Pretty much, this means have two workstations – one to do all your day to day random shit, read email, surf the web, write up documents etc. etc. The other is to be used for administrative purposes only. This workstation is special – it gets updates as soon as they hit, it’s in it’s own special OU of protectiveness with super-duper secure GPO’s applied to it. This is the only workstation *in the world* (you read that in Jeremy Clarkson’s voice, didn’t you? I know you did…) that you can login to with your admin credentials. Because this box is *only* used for admin stuff.
Passwords – use longer passwords with longer change times
This one is also a tough one, because companies and organisations are so used to being told by their security team (who aren’t keeping up with the times, by the way) that they need to make sure their users are changing their passwords frequently. I wrote about this recently (my password & security blog post) and I honestly think they’re wrong. When you make someone change their password every 30 days, they’re just going to get fed up with it and either make it incredibly insecure (by just changing a number or a letter on the end) or by writing it down, which in turn makes it insecure (post-it notes are not a secure method of storing passwords >.<).
Microsoft is ahead of the curve here and understand this, so they recommend having a longer minimum password – 14 characters actually – and a longer time between forced password changes. Again, this seems a bit scary, but if you go and read my password post you’ll see just how simple it is to come up with a long password.

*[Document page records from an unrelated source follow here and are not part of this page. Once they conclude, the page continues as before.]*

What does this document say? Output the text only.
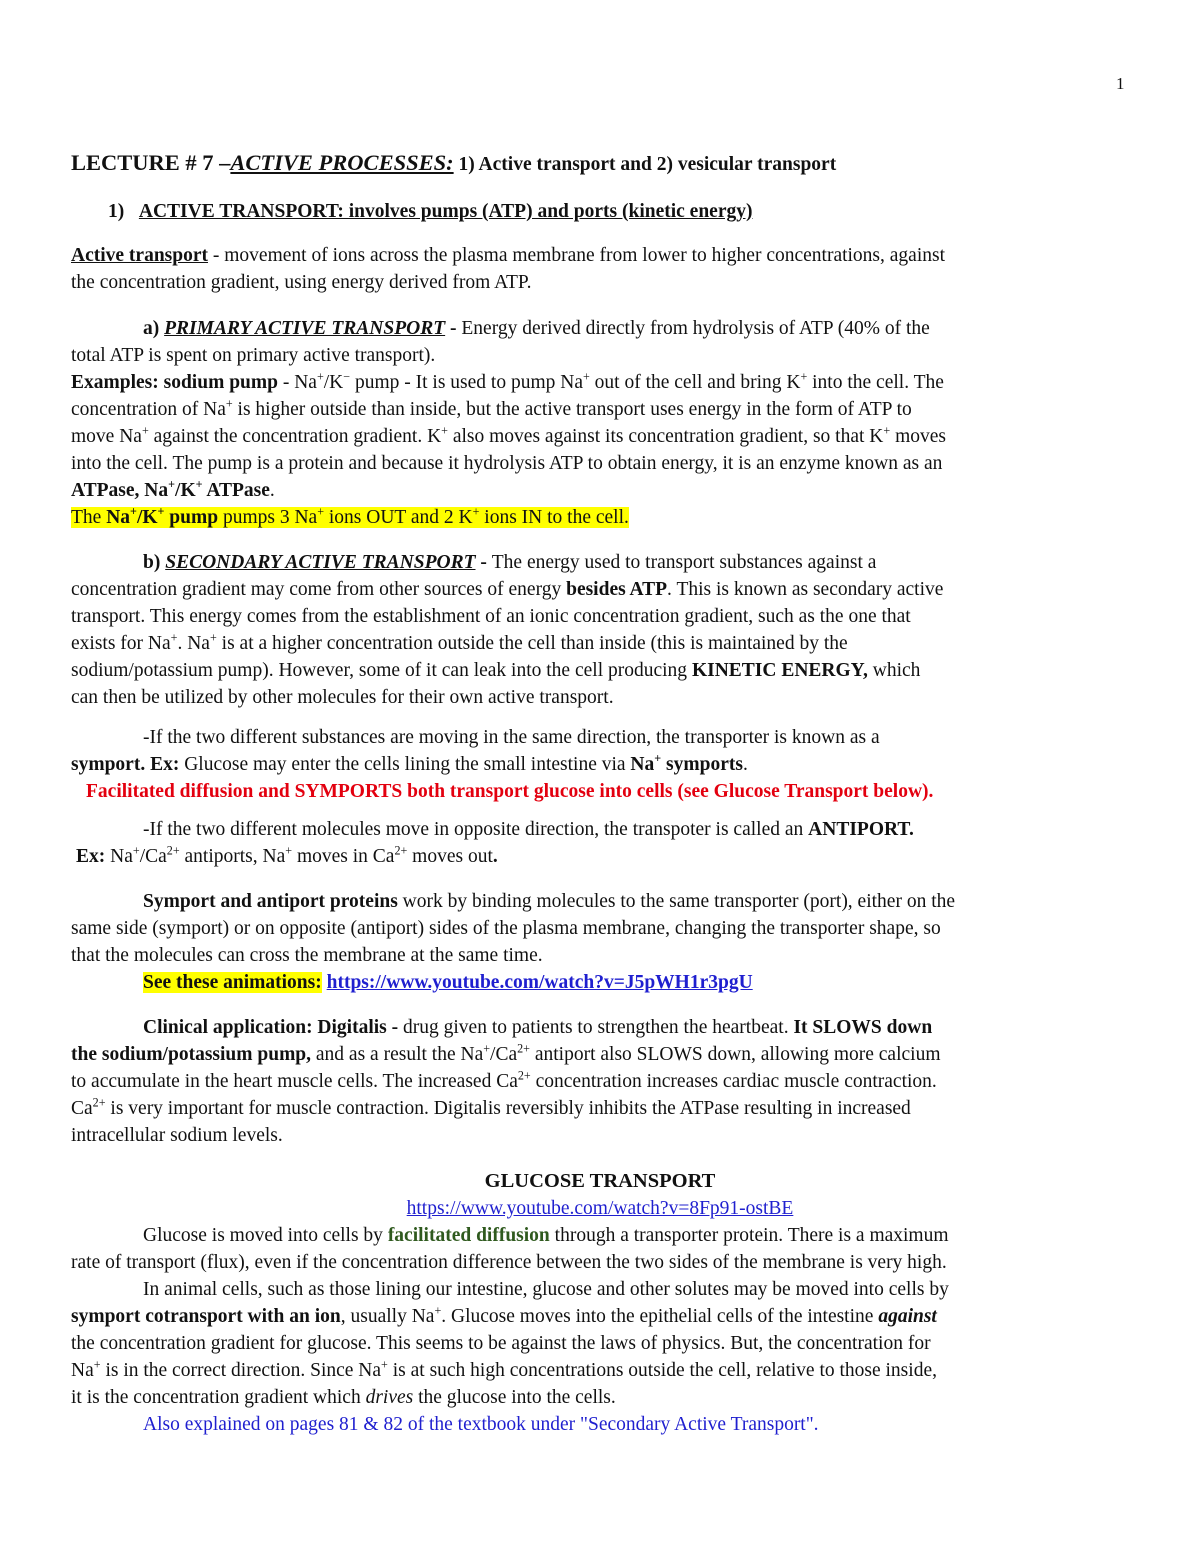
1
LECTURE # 7 –ACTIVE PROCESSES: 1) Active transport and 2) vesicular transport
1) ACTIVE TRANSPORT: involves pumps (ATP) and ports (kinetic energy)
Active transport - movement of ions across the plasma membrane from lower to higher concentrations, against
the concentration gradient, using energy derived from ATP.
a) PRIMARY ACTIVE TRANSPORT - Energy derived directly from hydrolysis of ATP (40% of the
total ATP is spent on primary active transport).
Examples: sodium pump - Na+/K− pump - It is used to pump Na+ out of the cell and bring K+ into the cell. The
concentration of Na+ is higher outside than inside, but the active transport uses energy in the form of ATP to
move Na+ against the concentration gradient. K+ also moves against its concentration gradient, so that K+ moves
into the cell. The pump is a protein and because it hydrolysis ATP to obtain energy, it is an enzyme known as an
ATPase, Na+/K+ ATPase.
The Na+/K+ pump pumps 3 Na+ ions OUT and 2 K+ ions IN to the cell.
b) SECONDARY ACTIVE TRANSPORT - The energy used to transport substances against a
concentration gradient may come from other sources of energy besides ATP. This is known as secondary active
transport. This energy comes from the establishment of an ionic concentration gradient, such as the one that
exists for Na+. Na+ is at a higher concentration outside the cell than inside (this is maintained by the
sodium/potassium pump). However, some of it can leak into the cell producing KINETIC ENERGY, which
can then be utilized by other molecules for their own active transport.
-If the two different substances are moving in the same direction, the transporter is known as a
symport. Ex: Glucose may enter the cells lining the small intestine via Na+ symports.
Facilitated diffusion and SYMPORTS both transport glucose into cells (see Glucose Transport below).
-If the two different molecules move in opposite direction, the transpoter is called an ANTIPORT.
Ex: $Na^+/Ca^{2+}$ antiports, Na+ moves in $Ca^{2+}$ moves out.
Symport and antiport proteins work by binding molecules to the same transporter (port), either on the
same side (symport) or on opposite (antiport) sides of the plasma membrane, changing the transporter shape, so
that the molecules can cross the membrane at the same time.
See these animations: https://www.youtube.com/watch?v=J5pWH1r3pgU
Clinical application: Digitalis - drug given to patients to strengthen the heartbeat. It SLOWS down
the sodium/potassium pump, and as a result the $Na^+/Ca^{2+}$ antiport also SLOWS down, allowing more calcium
to accumulate in the heart muscle cells. The increased $Ca^{2+}$ concentration increases cardiac muscle contraction.
$Ca^{2+}$ is very important for muscle contraction. Digitalis reversibly inhibits the ATPase resulting in increased
intracellular sodium levels.
GLUCOSE TRANSPORT
https://www.youtube.com/watch?v=8Fp91-ostBE
Glucose is moved into cells by facilitated diffusion through a transporter protein. There is a maximum
rate of transport (flux), even if the concentration difference between the two sides of the membrane is very high.
In animal cells, such as those lining our intestine, glucose and other solutes may be moved into cells by
symport cotransport with an ion, usually Na+. Glucose moves into the epithelial cells of the intestine against
the concentration gradient for glucose. This seems to be against the laws of physics. But, the concentration for
Na+ is in the correct direction. Since Na+ is at such high concentrations outside the cell, relative to those inside,
it is the concentration gradient which drives the glucose into the cells.
Also explained on pages 81 & 82 of the textbook under "Secondary Active Transport".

For many sysadmins, these are wishlist items that, as much as they’d *love* to implement them, some organisations won’t permit it, mainly due to the fact that there’s too much over head involved. That’s where sysadmins need to show them the risks involved and how much it can cost them – bottom-line, they’re interested in $$$, so it needs to be shown that implementing these can protect them from losing their hard-earned cash and reputation.